In order to atone for Delacroix’s horrific death, Paul decides to use John Coffey’s powers to perform a good deed. He convinces Brutal, Harry, and Dean to take part in an expedition to heal the warden’s wife, Melinda Moores, of her recently diagnosed brain cancer. After sedating William Wharton with a strong drug and locking Percy up in the restraint room, the men drive John Coffey to warden Moores’s house. There, Coffey heals Melinda in the same way he previously healed Paul and Mr. Jingles. This time, however, Coffey is unable to cough up the black insects, and the guards notice that he begins to suffer from the same symptoms of which he relieved Melinda.

The guards successfully return to prison, bringing a weakened Coffey back to his cell, and let Percy out of the restraint room. However, before Percy has a chance to leave the Green Mile, Coffey suddenly grabs him through the bars of his cell. He forces Percy’s lips against his and transfers to him the illness that he had absorbed from Melinda Moores. Percy’s eyes go blank and, after taking a few uncertain steps, he suddenly shoots into William Wharton’s cell multiple times, killing the sedated inmate in his sleep. Percy never regains his sanity but, instead, is sent as a patient to the psychiatric hospital where he had applied to work.

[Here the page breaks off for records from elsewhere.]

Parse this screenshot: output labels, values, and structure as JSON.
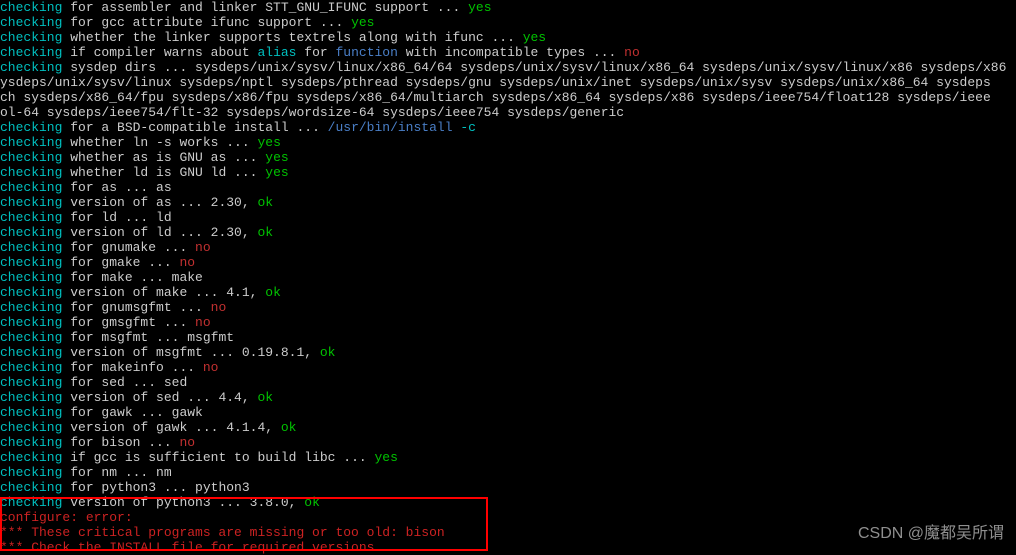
{
  "lines": [
    {
      "segments": [
        {
          "cls": "checking",
          "t": "checking"
        },
        {
          "t": " for assembler and linker STT_GNU_IFUNC support ... "
        },
        {
          "cls": "yes",
          "t": "yes"
        }
      ]
    },
    {
      "segments": [
        {
          "cls": "checking",
          "t": "checking"
        },
        {
          "t": " for gcc attribute ifunc support ... "
        },
        {
          "cls": "yes",
          "t": "yes"
        }
      ]
    },
    {
      "segments": [
        {
          "cls": "checking",
          "t": "checking"
        },
        {
          "t": " whether the linker supports textrels along with ifunc ... "
        },
        {
          "cls": "yes",
          "t": "yes"
        }
      ]
    },
    {
      "segments": [
        {
          "cls": "checking",
          "t": "checking"
        },
        {
          "t": " if compiler warns about "
        },
        {
          "cls": "alias",
          "t": "alias"
        },
        {
          "t": " for "
        },
        {
          "cls": "func",
          "t": "function"
        },
        {
          "t": " with incompatible types ... "
        },
        {
          "cls": "no",
          "t": "no"
        }
      ]
    },
    {
      "segments": [
        {
          "cls": "checking",
          "t": "checking"
        },
        {
          "t": " sysdep dirs ... sysdeps/unix/sysv/linux/x86_64/64 sysdeps/unix/sysv/linux/x86_64 sysdeps/unix/sysv/linux/x86 sysdeps/x86"
        }
      ]
    },
    {
      "segments": [
        {
          "t": "ysdeps/unix/sysv/linux sysdeps/nptl sysdeps/pthread sysdeps/gnu sysdeps/unix/inet sysdeps/unix/sysv sysdeps/unix/x86_64 sysdeps"
        }
      ]
    },
    {
      "segments": [
        {
          "t": "ch sysdeps/x86_64/fpu sysdeps/x86/fpu sysdeps/x86_64/multiarch sysdeps/x86_64 sysdeps/x86 sysdeps/ieee754/float128 sysdeps/ieee"
        }
      ]
    },
    {
      "segments": [
        {
          "t": "ol-64 sysdeps/ieee754/flt-32 sysdeps/wordsize-64 sysdeps/ieee754 sysdeps/generic"
        }
      ]
    },
    {
      "segments": [
        {
          "cls": "checking",
          "t": "checking"
        },
        {
          "t": " for a BSD-compatible install ... "
        },
        {
          "cls": "path",
          "t": "/usr/bin/install"
        },
        {
          "t": " "
        },
        {
          "cls": "flag",
          "t": "-c"
        }
      ]
    },
    {
      "segments": [
        {
          "cls": "checking",
          "t": "checking"
        },
        {
          "t": " whether ln -s works ... "
        },
        {
          "cls": "yes",
          "t": "yes"
        }
      ]
    },
    {
      "segments": [
        {
          "cls": "checking",
          "t": "checking"
        },
        {
          "t": " whether as is GNU as ... "
        },
        {
          "cls": "yes",
          "t": "yes"
        }
      ]
    },
    {
      "segments": [
        {
          "cls": "checking",
          "t": "checking"
        },
        {
          "t": " whether ld is GNU ld ... "
        },
        {
          "cls": "yes",
          "t": "yes"
        }
      ]
    },
    {
      "segments": [
        {
          "cls": "checking",
          "t": "checking"
        },
        {
          "t": " for as ... as"
        }
      ]
    },
    {
      "segments": [
        {
          "cls": "checking",
          "t": "checking"
        },
        {
          "t": " version of as ... 2.30, "
        },
        {
          "cls": "ok",
          "t": "ok"
        }
      ]
    },
    {
      "segments": [
        {
          "cls": "checking",
          "t": "checking"
        },
        {
          "t": " for ld ... ld"
        }
      ]
    },
    {
      "segments": [
        {
          "cls": "checking",
          "t": "checking"
        },
        {
          "t": " version of ld ... 2.30, "
        },
        {
          "cls": "ok",
          "t": "ok"
        }
      ]
    },
    {
      "segments": [
        {
          "cls": "checking",
          "t": "checking"
        },
        {
          "t": " for gnumake ... "
        },
        {
          "cls": "no",
          "t": "no"
        }
      ]
    },
    {
      "segments": [
        {
          "cls": "checking",
          "t": "checking"
        },
        {
          "t": " for gmake ... "
        },
        {
          "cls": "no",
          "t": "no"
        }
      ]
    },
    {
      "segments": [
        {
          "cls": "checking",
          "t": "checking"
        },
        {
          "t": " for make ... make"
        }
      ]
    },
    {
      "segments": [
        {
          "cls": "checking",
          "t": "checking"
        },
        {
          "t": " version of make ... 4.1, "
        },
        {
          "cls": "ok",
          "t": "ok"
        }
      ]
    },
    {
      "segments": [
        {
          "cls": "checking",
          "t": "checking"
        },
        {
          "t": " for gnumsgfmt ... "
        },
        {
          "cls": "no",
          "t": "no"
        }
      ]
    },
    {
      "segments": [
        {
          "cls": "checking",
          "t": "checking"
        },
        {
          "t": " for gmsgfmt ... "
        },
        {
          "cls": "no",
          "t": "no"
        }
      ]
    },
    {
      "segments": [
        {
          "cls": "checking",
          "t": "checking"
        },
        {
          "t": " for msgfmt ... msgfmt"
        }
      ]
    },
    {
      "segments": [
        {
          "cls": "checking",
          "t": "checking"
        },
        {
          "t": " version of msgfmt ... 0.19.8.1, "
        },
        {
          "cls": "ok",
          "t": "ok"
        }
      ]
    },
    {
      "segments": [
        {
          "cls": "checking",
          "t": "checking"
        },
        {
          "t": " for makeinfo ... "
        },
        {
          "cls": "no",
          "t": "no"
        }
      ]
    },
    {
      "segments": [
        {
          "cls": "checking",
          "t": "checking"
        },
        {
          "t": " for sed ... sed"
        }
      ]
    },
    {
      "segments": [
        {
          "cls": "checking",
          "t": "checking"
        },
        {
          "t": " version of sed ... 4.4, "
        },
        {
          "cls": "ok",
          "t": "ok"
        }
      ]
    },
    {
      "segments": [
        {
          "cls": "checking",
          "t": "checking"
        },
        {
          "t": " for gawk ... gawk"
        }
      ]
    },
    {
      "segments": [
        {
          "cls": "checking",
          "t": "checking"
        },
        {
          "t": " version of gawk ... 4.1.4, "
        },
        {
          "cls": "ok",
          "t": "ok"
        }
      ]
    },
    {
      "segments": [
        {
          "cls": "checking",
          "t": "checking"
        },
        {
          "t": " for bison ... "
        },
        {
          "cls": "no",
          "t": "no"
        }
      ]
    },
    {
      "segments": [
        {
          "cls": "checking",
          "t": "checking"
        },
        {
          "t": " if gcc is sufficient to build libc ... "
        },
        {
          "cls": "yes",
          "t": "yes"
        }
      ]
    },
    {
      "segments": [
        {
          "cls": "checking",
          "t": "checking"
        },
        {
          "t": " for nm ... nm"
        }
      ]
    },
    {
      "segments": [
        {
          "cls": "checking",
          "t": "checking"
        },
        {
          "t": " for python3 ... python3"
        }
      ]
    },
    {
      "segments": [
        {
          "cls": "checking",
          "t": "checking"
        },
        {
          "t": " version of python3 ... 3.8.0, "
        },
        {
          "cls": "ok",
          "t": "ok"
        }
      ]
    },
    {
      "segments": [
        {
          "cls": "err",
          "t": "configure: error:"
        }
      ]
    },
    {
      "segments": [
        {
          "cls": "err",
          "t": "*** These critical programs are missing or too old: bison"
        }
      ]
    },
    {
      "segments": [
        {
          "cls": "err",
          "t": "*** Check the INSTALL file for required versions."
        }
      ]
    }
  ],
  "watermark": "CSDN @魔都吴所谓"
}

As the official investigation surrounding Wharton’s death comes to an end and the date of Coffey’s execution approaches, Paul conducts an investigation of his own that leads him to confirm his long-held suspicion that Coffey is innocent. In the process, he discovers that William Wharton is the true rapist and murderer of the Detterick girls. John Coffey later confirms this fact, telling Paul that once, when Wharton grabbed John’s arm, John was able to see inside Wharton’s mind and learn about what Wharton did to the Detterick twins. The discovery of Wharton’s guilt is what spurred Coffey to make Percy kill Wharton on E block.

Disturbed by the idea of executing an innocent man, Paul reveals what he has learned to his wife (Janice) and colleagues. However, faced with the fact that it would be impossible to justify Coffey’s innocence without referring to his special powers (in addition to the fact that the racist justice system would never agree to re-open the case of a black man convicted of murder), Paul and his friends are forced to recognize that they will not be able to save Coffey’s life. The guards must thus prepare for Coffey’s execution with heavy hearts, feeling shameful for executing an innocent man with God-given healing powers. Coffey, however, claims that he is happy to die so that he may escape the cruelties of the world. Paul’s account of 1932 ends with John Coffey’s death on the electric chair—the very last execution of his career.

Once Paul finishes writing down his narrative at the nursing home, he shows his story to his special friend Elaine Connelly. He then brings her to a secret shed in the woods where he shows her Mr. Jingles, who is still alive. He explains that when Coffey touched Mr. Jingles, he made him resistant to the effects of aging. Paul also reveals that he himself is resistant to aging.

After Elaine dies a few months later, Paul is left to reflect on the difficulty of his present life. He recalls his wife Janice’s brutal death in a bus accident, during which he believes he saw Coffey’s ghost looking at him from a distance. At the nursing home, Paul feels alone in the world, left only with the memories of those he has loved and lost. While he knows that everyone is bound to die, he laments his current state, in which he must wait joylessly for his own death, as though this life were but a longer version of the Green Mile.